One of the first things we do when reviewing GWAS results is we search for genes that are already known to be involved in the disease, particularly the ones that cause Mendelian diseases. For example, when you run a GWAS of LDL cholesterol, you'll see tall towers rising from near APOB, LDLR, PCSK9 and many other genes, all of which were known to be mutated in familial hypercholesterolemia. But such convergences rarely occur for brain-related conditions.
The most recent GWAS of stroke involved more than a million participants, and yet there was no signal near NOTCH3. But in the current work, only 75k individuals were involved and there was only one signal, which was near NOTCH3. That is one of the benefits of studying diverse populations: what cannot be found in more than a million individuals in one population can be found easily in few thousands in another.
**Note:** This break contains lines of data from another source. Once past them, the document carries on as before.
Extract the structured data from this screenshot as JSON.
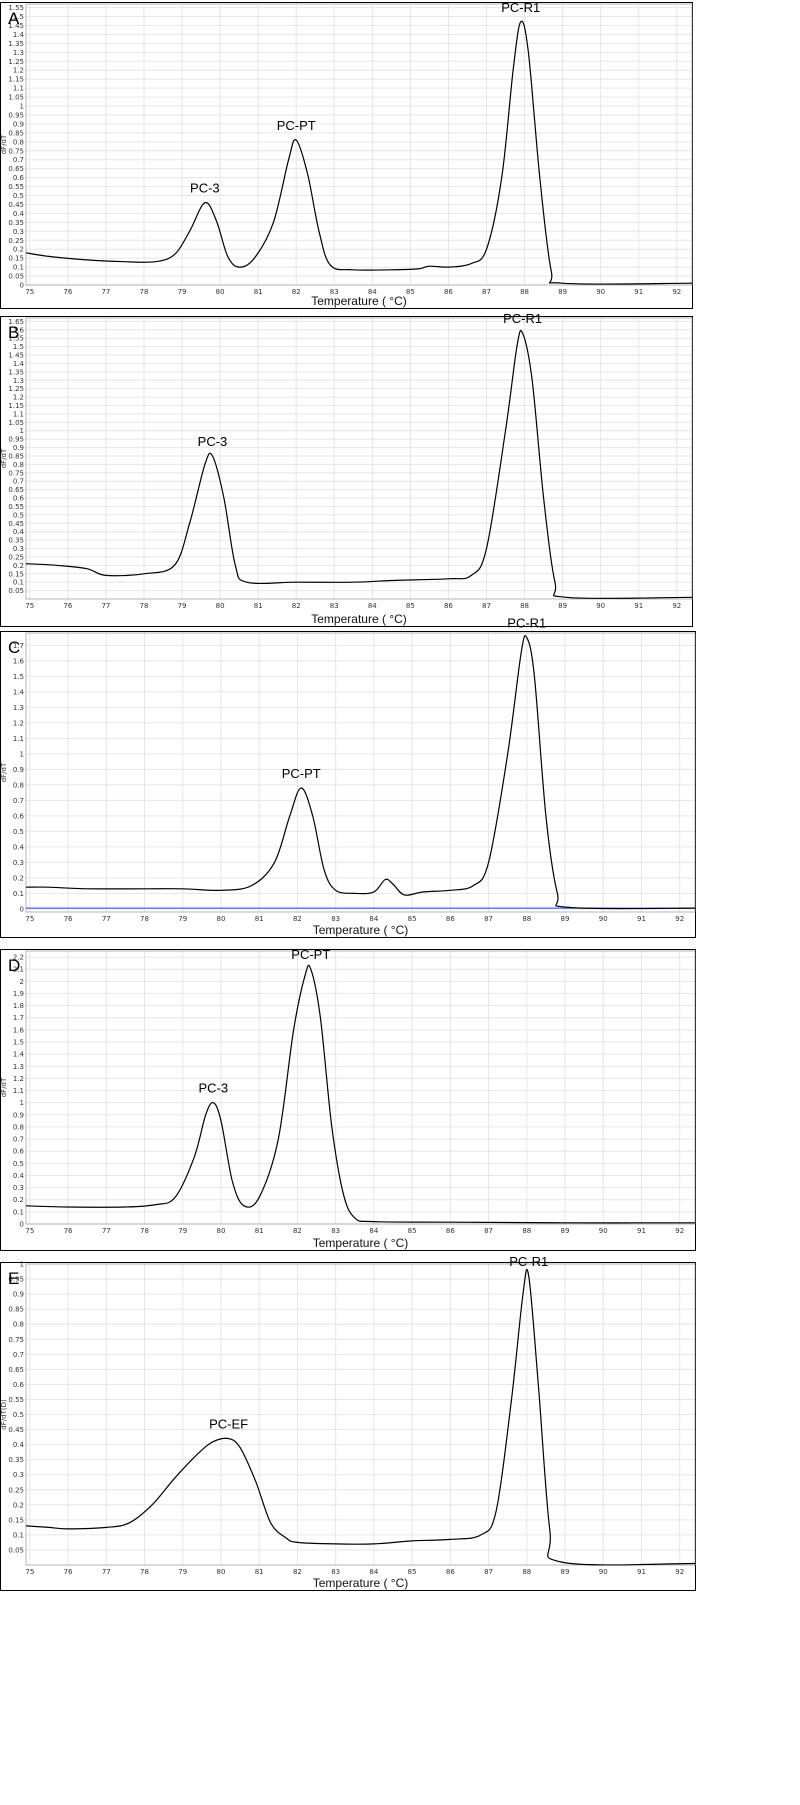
{
  "figure": {
    "colors": {
      "curve": "#000000",
      "grid": "#e6e6e6",
      "frame": "#000000",
      "baseline_C": "#1e3cff"
    }
  },
  "chart_data": [
    {
      "type": "line",
      "panel_label": "A",
      "xlabel": "Temperature ( °C)",
      "ylabel": "dF/dT",
      "xlim": [
        74.9,
        92.4
      ],
      "ylim": [
        0,
        1.57
      ],
      "xticks": [
        "75",
        "76",
        "77",
        "78",
        "79",
        "80",
        "81",
        "82",
        "83",
        "84",
        "85",
        "86",
        "87",
        "88",
        "89",
        "90",
        "91",
        "92"
      ],
      "yticks": [
        "0",
        "0.05",
        "0.1",
        "0.15",
        "0.2",
        "0.25",
        "0.3",
        "0.35",
        "0.4",
        "0.45",
        "0.5",
        "0.55",
        "0.6",
        "0.65",
        "0.7",
        "0.75",
        "0.8",
        "0.85",
        "0.9",
        "0.95",
        "1",
        "1.05",
        "1.1",
        "1.15",
        "1.2",
        "1.25",
        "1.3",
        "1.35",
        "1.4",
        "1.45",
        "1.5",
        "1.55"
      ],
      "grid": true,
      "series": [
        {
          "points": [
            [
              74.9,
              0.18
            ],
            [
              75.5,
              0.16
            ],
            [
              76.5,
              0.14
            ],
            [
              77.5,
              0.13
            ],
            [
              78.3,
              0.13
            ],
            [
              78.8,
              0.17
            ],
            [
              79.2,
              0.3
            ],
            [
              79.6,
              0.46
            ],
            [
              79.9,
              0.36
            ],
            [
              80.2,
              0.16
            ],
            [
              80.5,
              0.1
            ],
            [
              80.9,
              0.15
            ],
            [
              81.4,
              0.35
            ],
            [
              81.8,
              0.7
            ],
            [
              82.0,
              0.81
            ],
            [
              82.3,
              0.62
            ],
            [
              82.6,
              0.3
            ],
            [
              82.9,
              0.11
            ],
            [
              83.5,
              0.085
            ],
            [
              84.5,
              0.085
            ],
            [
              85.2,
              0.09
            ],
            [
              85.5,
              0.105
            ],
            [
              86.0,
              0.1
            ],
            [
              86.6,
              0.12
            ],
            [
              87.0,
              0.2
            ],
            [
              87.4,
              0.6
            ],
            [
              87.7,
              1.2
            ],
            [
              87.9,
              1.47
            ],
            [
              88.1,
              1.3
            ],
            [
              88.4,
              0.6
            ],
            [
              88.7,
              0.08
            ],
            [
              89.0,
              0.01
            ],
            [
              92.4,
              0.01
            ]
          ]
        }
      ],
      "annotations": [
        {
          "text": "PC-3",
          "x": 79.6,
          "y": 0.46
        },
        {
          "text": "PC-PT",
          "x": 82.0,
          "y": 0.81
        },
        {
          "text": "PC-R1",
          "x": 87.9,
          "y": 1.47
        }
      ]
    },
    {
      "type": "line",
      "panel_label": "B",
      "xlabel": "Temperature ( °C)",
      "ylabel": "dF/dT",
      "xlim": [
        74.9,
        92.4
      ],
      "ylim": [
        0,
        1.67
      ],
      "xticks": [
        "75",
        "76",
        "77",
        "78",
        "79",
        "80",
        "81",
        "82",
        "83",
        "84",
        "85",
        "86",
        "87",
        "88",
        "89",
        "90",
        "91",
        "92"
      ],
      "yticks": [
        "0.05",
        "0.1",
        "0.15",
        "0.2",
        "0.25",
        "0.3",
        "0.35",
        "0.4",
        "0.45",
        "0.5",
        "0.55",
        "0.6",
        "0.65",
        "0.7",
        "0.75",
        "0.8",
        "0.85",
        "0.9",
        "0.95",
        "1",
        "1.05",
        "1.1",
        "1.15",
        "1.2",
        "1.25",
        "1.3",
        "1.35",
        "1.4",
        "1.45",
        "1.5",
        "1.55",
        "1.6",
        "1.65"
      ],
      "grid": true,
      "series": [
        {
          "points": [
            [
              74.9,
              0.21
            ],
            [
              75.7,
              0.2
            ],
            [
              76.5,
              0.18
            ],
            [
              77.0,
              0.14
            ],
            [
              78.0,
              0.15
            ],
            [
              78.8,
              0.2
            ],
            [
              79.2,
              0.45
            ],
            [
              79.6,
              0.8
            ],
            [
              79.8,
              0.85
            ],
            [
              80.1,
              0.6
            ],
            [
              80.4,
              0.2
            ],
            [
              80.7,
              0.1
            ],
            [
              82.0,
              0.1
            ],
            [
              83.5,
              0.1
            ],
            [
              84.5,
              0.11
            ],
            [
              86.0,
              0.12
            ],
            [
              86.6,
              0.14
            ],
            [
              87.0,
              0.3
            ],
            [
              87.5,
              1.0
            ],
            [
              87.8,
              1.5
            ],
            [
              87.95,
              1.58
            ],
            [
              88.2,
              1.3
            ],
            [
              88.5,
              0.6
            ],
            [
              88.8,
              0.1
            ],
            [
              89.1,
              0.01
            ],
            [
              92.4,
              0.01
            ]
          ]
        }
      ],
      "annotations": [
        {
          "text": "PC-3",
          "x": 79.8,
          "y": 0.85
        },
        {
          "text": "PC-R1",
          "x": 87.95,
          "y": 1.58
        }
      ]
    },
    {
      "type": "line",
      "panel_label": "C",
      "xlabel": "Temperature ( °C)",
      "ylabel": "dF/dT",
      "xlim": [
        74.9,
        92.4
      ],
      "ylim": [
        -0.02,
        1.78
      ],
      "xticks": [
        "75",
        "76",
        "77",
        "78",
        "79",
        "80",
        "81",
        "82",
        "83",
        "84",
        "85",
        "86",
        "87",
        "88",
        "89",
        "90",
        "91",
        "92"
      ],
      "yticks": [
        "0",
        "0.1",
        "0.2",
        "0.3",
        "0.4",
        "0.5",
        "0.6",
        "0.7",
        "0.8",
        "0.9",
        "1",
        "1.1",
        "1.2",
        "1.3",
        "1.4",
        "1.5",
        "1.6",
        "1.7"
      ],
      "grid": true,
      "baseline": 0.005,
      "series": [
        {
          "points": [
            [
              74.9,
              0.14
            ],
            [
              75.5,
              0.14
            ],
            [
              76.5,
              0.13
            ],
            [
              78.0,
              0.13
            ],
            [
              79.0,
              0.13
            ],
            [
              80.0,
              0.12
            ],
            [
              80.8,
              0.15
            ],
            [
              81.4,
              0.3
            ],
            [
              81.8,
              0.6
            ],
            [
              82.1,
              0.78
            ],
            [
              82.4,
              0.6
            ],
            [
              82.7,
              0.25
            ],
            [
              83.0,
              0.12
            ],
            [
              83.5,
              0.1
            ],
            [
              84.0,
              0.11
            ],
            [
              84.3,
              0.19
            ],
            [
              84.5,
              0.16
            ],
            [
              84.8,
              0.09
            ],
            [
              85.3,
              0.11
            ],
            [
              86.0,
              0.12
            ],
            [
              86.6,
              0.15
            ],
            [
              87.0,
              0.3
            ],
            [
              87.5,
              1.0
            ],
            [
              87.85,
              1.65
            ],
            [
              88.0,
              1.75
            ],
            [
              88.2,
              1.5
            ],
            [
              88.5,
              0.6
            ],
            [
              88.8,
              0.1
            ],
            [
              89.1,
              0.01
            ],
            [
              92.4,
              0.005
            ]
          ]
        }
      ],
      "annotations": [
        {
          "text": "PC-PT",
          "x": 82.1,
          "y": 0.78
        },
        {
          "text": "PC-R1",
          "x": 88.0,
          "y": 1.75
        }
      ]
    },
    {
      "type": "line",
      "panel_label": "D",
      "xlabel": "Temperature ( °C)",
      "ylabel": "dF/dT",
      "xlim": [
        74.9,
        92.4
      ],
      "ylim": [
        0,
        2.25
      ],
      "xticks": [
        "75",
        "76",
        "77",
        "78",
        "79",
        "80",
        "81",
        "82",
        "83",
        "84",
        "85",
        "86",
        "87",
        "88",
        "89",
        "90",
        "91",
        "92"
      ],
      "yticks": [
        "0",
        "0.1",
        "0.2",
        "0.3",
        "0.4",
        "0.5",
        "0.6",
        "0.7",
        "0.8",
        "0.9",
        "1",
        "1.1",
        "1.2",
        "1.3",
        "1.4",
        "1.5",
        "1.6",
        "1.7",
        "1.8",
        "1.9",
        "2",
        "2.1",
        "2.2"
      ],
      "grid": true,
      "series": [
        {
          "points": [
            [
              74.9,
              0.15
            ],
            [
              76.0,
              0.14
            ],
            [
              77.5,
              0.14
            ],
            [
              78.3,
              0.16
            ],
            [
              78.8,
              0.22
            ],
            [
              79.3,
              0.55
            ],
            [
              79.6,
              0.9
            ],
            [
              79.8,
              1.0
            ],
            [
              80.0,
              0.85
            ],
            [
              80.3,
              0.35
            ],
            [
              80.6,
              0.15
            ],
            [
              81.0,
              0.22
            ],
            [
              81.5,
              0.7
            ],
            [
              81.9,
              1.6
            ],
            [
              82.2,
              2.05
            ],
            [
              82.35,
              2.1
            ],
            [
              82.6,
              1.7
            ],
            [
              82.9,
              0.8
            ],
            [
              83.2,
              0.25
            ],
            [
              83.5,
              0.05
            ],
            [
              84.0,
              0.02
            ],
            [
              86.0,
              0.015
            ],
            [
              89.0,
              0.01
            ],
            [
              92.4,
              0.01
            ]
          ]
        }
      ],
      "annotations": [
        {
          "text": "PC-3",
          "x": 79.8,
          "y": 1.0
        },
        {
          "text": "PC-PT",
          "x": 82.35,
          "y": 2.1
        }
      ]
    },
    {
      "type": "line",
      "panel_label": "E",
      "xlabel": "Temperature ( °C)",
      "ylabel": "dF/dT(D)",
      "xlim": [
        74.9,
        92.4
      ],
      "ylim": [
        0,
        1.0
      ],
      "xticks": [
        "75",
        "76",
        "77",
        "78",
        "79",
        "80",
        "81",
        "82",
        "83",
        "84",
        "85",
        "86",
        "87",
        "88",
        "89",
        "90",
        "91",
        "92"
      ],
      "yticks": [
        "0.05",
        "0.1",
        "0.15",
        "0.2",
        "0.25",
        "0.3",
        "0.35",
        "0.4",
        "0.45",
        "0.5",
        "0.55",
        "0.6",
        "0.65",
        "0.7",
        "0.75",
        "0.8",
        "0.85",
        "0.9",
        "0.95",
        "1"
      ],
      "grid": true,
      "series": [
        {
          "points": [
            [
              74.9,
              0.13
            ],
            [
              75.5,
              0.125
            ],
            [
              76.0,
              0.12
            ],
            [
              77.0,
              0.125
            ],
            [
              77.6,
              0.14
            ],
            [
              78.2,
              0.2
            ],
            [
              78.8,
              0.29
            ],
            [
              79.4,
              0.37
            ],
            [
              79.8,
              0.41
            ],
            [
              80.2,
              0.42
            ],
            [
              80.5,
              0.39
            ],
            [
              80.9,
              0.28
            ],
            [
              81.3,
              0.14
            ],
            [
              81.7,
              0.09
            ],
            [
              82.0,
              0.075
            ],
            [
              83.0,
              0.07
            ],
            [
              84.0,
              0.07
            ],
            [
              85.0,
              0.08
            ],
            [
              86.0,
              0.085
            ],
            [
              86.8,
              0.1
            ],
            [
              87.2,
              0.18
            ],
            [
              87.6,
              0.55
            ],
            [
              87.9,
              0.9
            ],
            [
              88.05,
              0.96
            ],
            [
              88.3,
              0.6
            ],
            [
              88.6,
              0.12
            ],
            [
              88.9,
              0.01
            ],
            [
              92.4,
              0.005
            ]
          ]
        }
      ],
      "annotations": [
        {
          "text": "PC-EF",
          "x": 80.2,
          "y": 0.42
        },
        {
          "text": "PC-R1",
          "x": 88.05,
          "y": 0.96
        }
      ]
    }
  ]
}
Why is it important to find a convergence between rare, low frequency and common variants? Risk variants with different allele frequencies will often differ in their penetrance, which gives us an opportunity to study the phenotypic consequence of perturbing the gene at severe, moderate and mild levels. And this knowledge of a correlation between gene disruption and phenotypic change can be crucial for drug development.
Therapeutic relevance
The convergence between Mendelian and common disease also has therapeutic implications. CADASIL is a rare disease, impacting around 2 to 4 per 100,000 individuals. One of the challenges of developing drugs for rare diseases is the small target population. The new finding potentially expands the target population for a drug that targets NOTCH3. Stroke is a common disease, particularly in South Asian populations. The current work projects that p.Arg231Cys variant alone can explain 1-2% of the stroke cases in Pakistan and possibly in other South Asian countries, which will translate into hundreds of thousands of cases. So, now there is a good reason for companies to work on drugs targeting NOTCH3.
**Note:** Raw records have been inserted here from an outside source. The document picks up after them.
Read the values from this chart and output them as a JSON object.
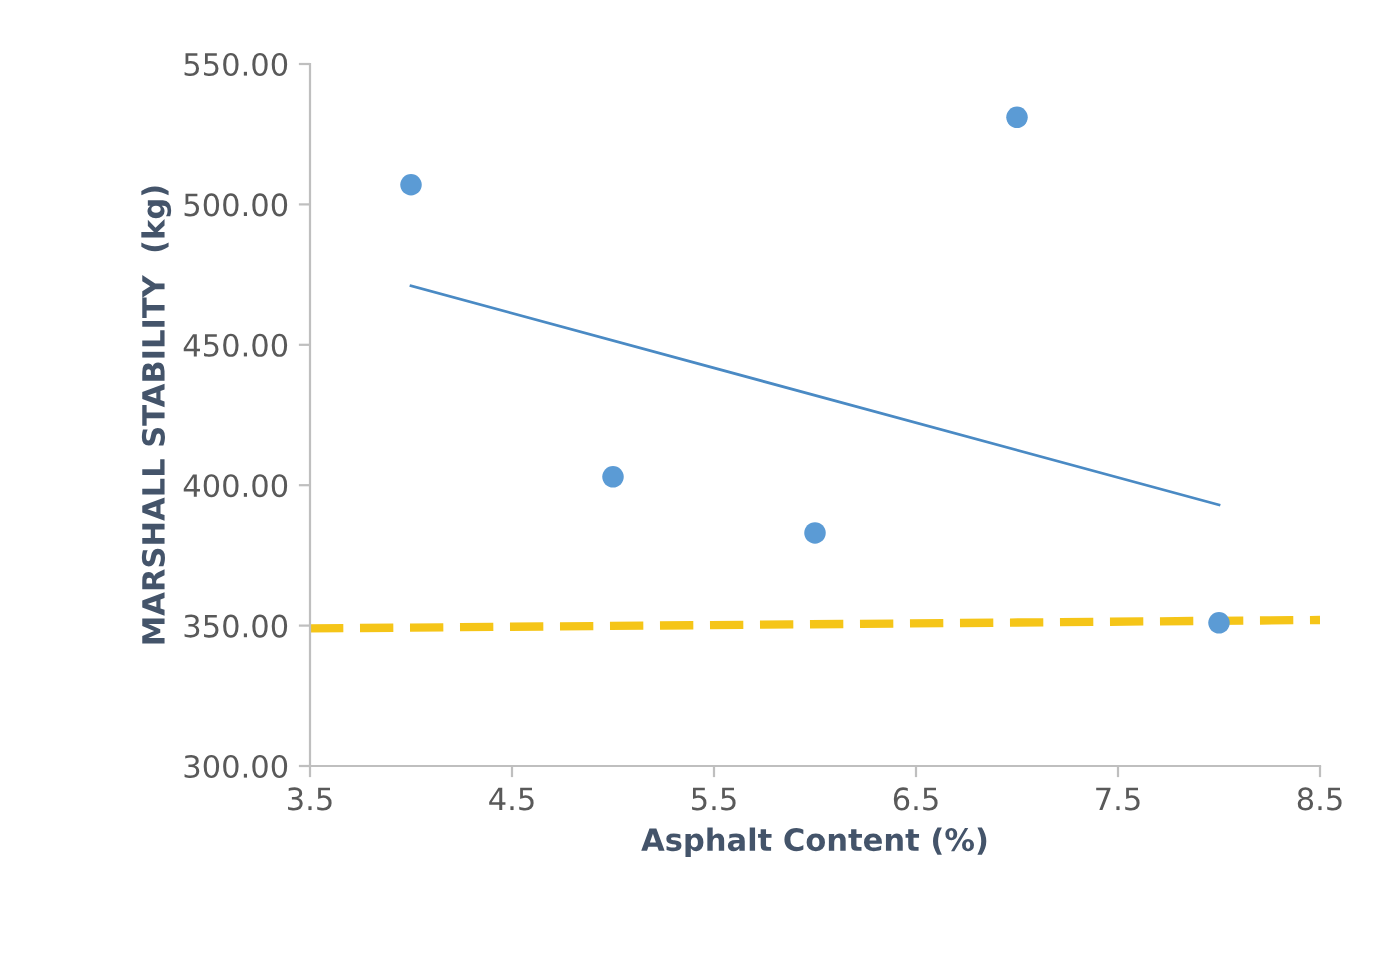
{
  "chart_data": {
    "type": "scatter",
    "xlabel": "Asphalt Content (%)",
    "ylabel": "MARSHALL STABILITY  (kg)",
    "xlim": [
      3.5,
      8.5
    ],
    "xticks": [
      3.5,
      4.5,
      5.5,
      6.5,
      7.5,
      8.5
    ],
    "ylim": [
      300,
      550
    ],
    "yticks": [
      {
        "value": 300,
        "label": "300.00"
      },
      {
        "value": 350,
        "label": "350.00"
      },
      {
        "value": 400,
        "label": "400.00"
      },
      {
        "value": 450,
        "label": "450.00"
      },
      {
        "value": 500,
        "label": "500.00"
      },
      {
        "value": 550,
        "label": "550.00"
      }
    ],
    "grid": false,
    "marker": "circle",
    "series": [
      {
        "color": "#5b9bd5",
        "x": [
          4,
          5,
          6,
          7,
          8
        ],
        "values": [
          507,
          403,
          383,
          531,
          351
        ]
      },
      {
        "type": "line",
        "color": "#4a8ac4",
        "line_style": "solid",
        "marker": "none",
        "x": [
          4,
          8
        ],
        "values": [
          471,
          393
        ]
      },
      {
        "type": "line",
        "color": "#f5c518",
        "line_style": "dashed",
        "marker": "none",
        "x": [
          3.5,
          8.5
        ],
        "values": [
          349,
          352
        ]
      }
    ]
  }
}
The one I explained above is one of the underappreciated uses of studying non-European populations. Diversity not only can help discover new risk genes, but it can also expand target populations for known risk genes, which is a major factor that influences investment decisions in the drug development field. APOL1 is a good example. The reasons why nearly 20 companies are currently working on drugs targeting APOL1 is there is a huge target population—hundreds of thousands of Africans and African Americans. Likewise, we may see companies going after NOTCH3 in the future.